We may be overstating the impact of haircuts lenders see in the IBC. When a firm gets into trouble and anticipates that it will not be able to repay its loans, it typically seeks to restructure its debt obligations with the lender. A lender makes a decision based on a judgement about the firm’s business, and the impact it can have on its provisioning. By the time a firm comes to the IBC, one can assume that the restructuring process has not worked. While we don’t have adequate data for whether restructuring became more effective because of the potential threat of the IBC, conversations with industry players suggest that it did.

Another metric of voluntary settlements is withdrawals under Section 12A of the Bankruptcy Code. Seven hundred and forty of the 5,889 firms that have come to IBC have been withdrawn under 12A, while 552 have led to a resolution plan. Clearly, some voluntary mechanism is working for debtors and creditors, and presumably, the lender is getting a better deal from this settlement than the recovery numbers reflect.

According to the Insolvency and Bankruptcy Board of India (IBBI), about 35 per cent of CIRPs that resulted in a resolution plan were earlier with the Board for Industrial and Financial Reconstruction (BIFR) and/or defunct. It is not surprising that creditors cannot recover much from these firms. Potential buyers may not want to invest in a firm that has little to no value as a going concern. The liquidation value of these firms would be even lower. The fact that there were bidders who could see some value in these firms should actually be celebrated.

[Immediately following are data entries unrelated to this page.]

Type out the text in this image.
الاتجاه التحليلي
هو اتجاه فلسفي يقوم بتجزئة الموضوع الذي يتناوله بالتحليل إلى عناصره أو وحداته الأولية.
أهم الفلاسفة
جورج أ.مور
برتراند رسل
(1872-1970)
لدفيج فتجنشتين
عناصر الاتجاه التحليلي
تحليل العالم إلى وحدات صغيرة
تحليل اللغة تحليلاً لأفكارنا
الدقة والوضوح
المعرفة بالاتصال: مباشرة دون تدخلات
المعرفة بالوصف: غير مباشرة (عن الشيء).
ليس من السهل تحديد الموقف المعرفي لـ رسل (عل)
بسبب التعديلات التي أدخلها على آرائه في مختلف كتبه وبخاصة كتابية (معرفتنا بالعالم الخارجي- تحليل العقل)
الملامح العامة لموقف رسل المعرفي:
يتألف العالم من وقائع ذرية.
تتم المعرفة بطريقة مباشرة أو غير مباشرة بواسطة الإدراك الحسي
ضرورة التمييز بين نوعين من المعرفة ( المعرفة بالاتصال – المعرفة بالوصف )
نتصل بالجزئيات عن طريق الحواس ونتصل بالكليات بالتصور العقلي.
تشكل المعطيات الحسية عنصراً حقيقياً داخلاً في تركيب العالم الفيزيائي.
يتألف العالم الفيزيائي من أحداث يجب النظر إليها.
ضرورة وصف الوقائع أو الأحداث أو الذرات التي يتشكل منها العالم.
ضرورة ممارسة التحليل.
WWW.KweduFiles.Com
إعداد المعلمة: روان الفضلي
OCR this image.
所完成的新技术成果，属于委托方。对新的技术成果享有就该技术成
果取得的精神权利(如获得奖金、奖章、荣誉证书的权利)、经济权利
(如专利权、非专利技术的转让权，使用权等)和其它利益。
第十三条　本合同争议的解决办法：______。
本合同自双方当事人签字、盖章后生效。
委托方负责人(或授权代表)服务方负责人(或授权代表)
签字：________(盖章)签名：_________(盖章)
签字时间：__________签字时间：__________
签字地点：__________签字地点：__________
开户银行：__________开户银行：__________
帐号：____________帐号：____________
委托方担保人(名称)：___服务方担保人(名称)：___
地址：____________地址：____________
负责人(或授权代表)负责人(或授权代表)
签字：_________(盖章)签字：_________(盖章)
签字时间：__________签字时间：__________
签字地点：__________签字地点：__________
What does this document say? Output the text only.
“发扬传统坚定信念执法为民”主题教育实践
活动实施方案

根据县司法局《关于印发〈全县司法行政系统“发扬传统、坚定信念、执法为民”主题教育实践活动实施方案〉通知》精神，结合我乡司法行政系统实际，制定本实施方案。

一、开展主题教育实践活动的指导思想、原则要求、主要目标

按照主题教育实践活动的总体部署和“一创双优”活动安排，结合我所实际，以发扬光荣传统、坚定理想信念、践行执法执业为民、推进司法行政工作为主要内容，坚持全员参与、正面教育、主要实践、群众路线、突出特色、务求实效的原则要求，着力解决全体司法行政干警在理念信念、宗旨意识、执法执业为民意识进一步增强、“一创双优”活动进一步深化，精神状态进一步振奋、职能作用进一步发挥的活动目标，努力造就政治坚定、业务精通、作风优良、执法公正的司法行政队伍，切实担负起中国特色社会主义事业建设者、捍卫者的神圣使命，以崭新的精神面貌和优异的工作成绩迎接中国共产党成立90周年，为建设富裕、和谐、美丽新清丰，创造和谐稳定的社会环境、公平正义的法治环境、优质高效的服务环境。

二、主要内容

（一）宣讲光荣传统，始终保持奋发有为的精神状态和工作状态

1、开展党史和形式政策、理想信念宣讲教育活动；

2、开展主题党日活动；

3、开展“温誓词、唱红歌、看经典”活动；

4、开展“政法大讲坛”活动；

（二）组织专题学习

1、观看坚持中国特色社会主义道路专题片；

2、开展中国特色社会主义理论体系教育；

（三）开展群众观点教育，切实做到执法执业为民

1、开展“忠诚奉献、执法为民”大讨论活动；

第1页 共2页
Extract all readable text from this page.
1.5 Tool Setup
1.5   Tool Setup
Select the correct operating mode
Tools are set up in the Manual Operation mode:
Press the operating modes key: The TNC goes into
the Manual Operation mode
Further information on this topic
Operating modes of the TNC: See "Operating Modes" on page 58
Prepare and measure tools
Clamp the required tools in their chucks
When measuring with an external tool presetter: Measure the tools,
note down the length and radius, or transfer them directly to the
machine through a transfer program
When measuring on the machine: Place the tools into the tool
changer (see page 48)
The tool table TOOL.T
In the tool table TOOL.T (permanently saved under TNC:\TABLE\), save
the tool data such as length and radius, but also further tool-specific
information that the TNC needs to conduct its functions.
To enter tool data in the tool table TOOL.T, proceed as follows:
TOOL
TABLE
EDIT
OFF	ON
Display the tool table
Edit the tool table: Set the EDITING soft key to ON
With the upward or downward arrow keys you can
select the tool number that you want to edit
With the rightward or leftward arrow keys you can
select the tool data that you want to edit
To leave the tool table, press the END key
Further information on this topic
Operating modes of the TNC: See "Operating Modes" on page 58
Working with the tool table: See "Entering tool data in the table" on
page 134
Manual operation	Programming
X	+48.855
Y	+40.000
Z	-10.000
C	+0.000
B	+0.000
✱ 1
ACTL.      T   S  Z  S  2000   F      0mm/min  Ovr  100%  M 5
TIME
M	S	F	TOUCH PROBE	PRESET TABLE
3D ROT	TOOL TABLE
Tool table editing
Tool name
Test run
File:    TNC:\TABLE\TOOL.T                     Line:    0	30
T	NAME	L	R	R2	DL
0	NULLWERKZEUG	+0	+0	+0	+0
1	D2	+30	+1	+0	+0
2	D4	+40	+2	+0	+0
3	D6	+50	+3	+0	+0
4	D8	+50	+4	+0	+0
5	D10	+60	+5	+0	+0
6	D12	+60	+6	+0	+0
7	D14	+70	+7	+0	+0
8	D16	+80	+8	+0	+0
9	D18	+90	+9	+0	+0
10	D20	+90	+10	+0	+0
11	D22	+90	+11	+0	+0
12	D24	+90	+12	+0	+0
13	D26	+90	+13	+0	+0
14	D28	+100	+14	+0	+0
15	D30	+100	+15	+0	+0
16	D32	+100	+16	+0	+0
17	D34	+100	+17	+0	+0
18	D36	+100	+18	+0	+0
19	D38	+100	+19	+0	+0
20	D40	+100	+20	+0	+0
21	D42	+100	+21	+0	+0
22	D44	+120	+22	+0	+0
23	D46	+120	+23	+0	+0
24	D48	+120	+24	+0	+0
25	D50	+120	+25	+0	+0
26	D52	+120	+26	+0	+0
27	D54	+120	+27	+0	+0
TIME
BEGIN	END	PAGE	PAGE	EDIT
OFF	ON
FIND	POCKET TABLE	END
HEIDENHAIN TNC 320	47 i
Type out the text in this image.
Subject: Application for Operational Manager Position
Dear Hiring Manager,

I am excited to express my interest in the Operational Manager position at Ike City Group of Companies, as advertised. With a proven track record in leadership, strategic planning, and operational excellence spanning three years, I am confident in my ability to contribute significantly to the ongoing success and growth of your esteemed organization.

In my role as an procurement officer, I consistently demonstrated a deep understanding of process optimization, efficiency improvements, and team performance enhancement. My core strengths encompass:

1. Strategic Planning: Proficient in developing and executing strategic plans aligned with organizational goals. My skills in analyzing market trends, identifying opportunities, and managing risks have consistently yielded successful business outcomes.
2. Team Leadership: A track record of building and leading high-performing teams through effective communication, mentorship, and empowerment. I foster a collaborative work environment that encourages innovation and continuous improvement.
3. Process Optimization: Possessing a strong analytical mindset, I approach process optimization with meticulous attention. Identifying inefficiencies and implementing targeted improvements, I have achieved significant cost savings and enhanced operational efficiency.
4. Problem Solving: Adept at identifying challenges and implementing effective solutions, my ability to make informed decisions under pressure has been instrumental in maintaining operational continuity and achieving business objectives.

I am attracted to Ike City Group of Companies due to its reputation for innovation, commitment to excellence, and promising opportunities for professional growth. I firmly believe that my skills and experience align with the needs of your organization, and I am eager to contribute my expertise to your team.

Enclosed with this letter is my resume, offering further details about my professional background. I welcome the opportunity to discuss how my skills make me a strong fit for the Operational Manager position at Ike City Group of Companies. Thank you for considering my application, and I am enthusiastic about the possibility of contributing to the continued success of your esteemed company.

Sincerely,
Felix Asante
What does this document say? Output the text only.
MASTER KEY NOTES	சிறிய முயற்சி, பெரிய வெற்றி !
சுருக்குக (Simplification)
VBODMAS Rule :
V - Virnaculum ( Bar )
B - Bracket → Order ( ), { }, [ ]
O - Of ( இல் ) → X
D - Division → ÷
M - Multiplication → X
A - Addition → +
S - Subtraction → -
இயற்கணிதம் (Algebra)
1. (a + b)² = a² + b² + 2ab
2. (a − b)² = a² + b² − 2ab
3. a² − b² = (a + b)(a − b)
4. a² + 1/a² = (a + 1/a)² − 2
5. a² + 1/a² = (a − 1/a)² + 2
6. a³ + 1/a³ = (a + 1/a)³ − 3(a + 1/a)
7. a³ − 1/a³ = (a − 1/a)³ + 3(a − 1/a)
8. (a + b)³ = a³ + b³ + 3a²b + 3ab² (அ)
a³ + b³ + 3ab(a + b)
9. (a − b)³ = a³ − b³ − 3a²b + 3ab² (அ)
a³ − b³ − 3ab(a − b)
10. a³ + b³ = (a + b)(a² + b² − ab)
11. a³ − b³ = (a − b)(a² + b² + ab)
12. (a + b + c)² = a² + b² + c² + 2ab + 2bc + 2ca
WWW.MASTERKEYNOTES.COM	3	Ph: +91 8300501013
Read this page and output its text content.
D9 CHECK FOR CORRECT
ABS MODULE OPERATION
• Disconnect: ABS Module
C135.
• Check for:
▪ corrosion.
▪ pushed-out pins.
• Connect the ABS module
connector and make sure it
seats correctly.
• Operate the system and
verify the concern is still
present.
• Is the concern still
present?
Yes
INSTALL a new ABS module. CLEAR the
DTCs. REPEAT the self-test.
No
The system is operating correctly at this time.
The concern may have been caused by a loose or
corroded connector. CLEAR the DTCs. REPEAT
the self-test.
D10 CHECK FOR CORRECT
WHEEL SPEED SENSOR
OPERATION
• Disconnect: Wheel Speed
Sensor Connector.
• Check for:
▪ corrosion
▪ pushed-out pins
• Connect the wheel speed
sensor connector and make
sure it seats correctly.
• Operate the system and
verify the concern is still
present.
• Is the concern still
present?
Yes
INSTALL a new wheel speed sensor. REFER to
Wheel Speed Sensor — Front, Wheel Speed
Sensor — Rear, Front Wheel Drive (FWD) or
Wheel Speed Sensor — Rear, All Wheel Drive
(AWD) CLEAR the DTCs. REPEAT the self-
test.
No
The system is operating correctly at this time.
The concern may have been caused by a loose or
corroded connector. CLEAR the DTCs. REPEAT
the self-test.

On average, creditors have been able to realise 31 per cent of their claims in CIRPs, which led to a resolution plan. This number does not account for lenders’ recoveries, made either because of improved restructuring even before the firm enters IBC, or because of withdrawals under Section 12A. This is a reasonable outcome for a system that has had to bear the brunt of a legacy of Non-Performing Assets (NPAs).

Causes of low recoveries

There are several causes for low recoveries. Delays in courts have a direct bearing on the recoveries that banks are able to make from the IBC. The more time a firm spends in the process, the more value it loses. The average time taken for the closure of an IRP is 561 days. The policy focus should be on how these delays can be reduced. A few days ago, the Supreme Court said that merely increasing judges would not improve pendency. There is merit in this argument, as what is also required is process improvement at the tribunals.

The market for distressed firms in India is a buyers’ market, and it is possible that these firms are driving a hard bargain. The small size of the market is because of two reasons. First, the distressed debt market is in its early stages and will take time to evolve. Second, there has been an effective elimination of promoters from the bidding process because of Section 29A of the IBC. If we want better recoveries, perhaps we should look for ways to expand the pool of potential buyers and increase competition for these distressed assets. It could be that several bankrupt firms should not have been given loans in the first place. However, this cannot be solved through reform of the IBC. A long-term improvement will only happen through systemic reform of all factors contributing to the problem.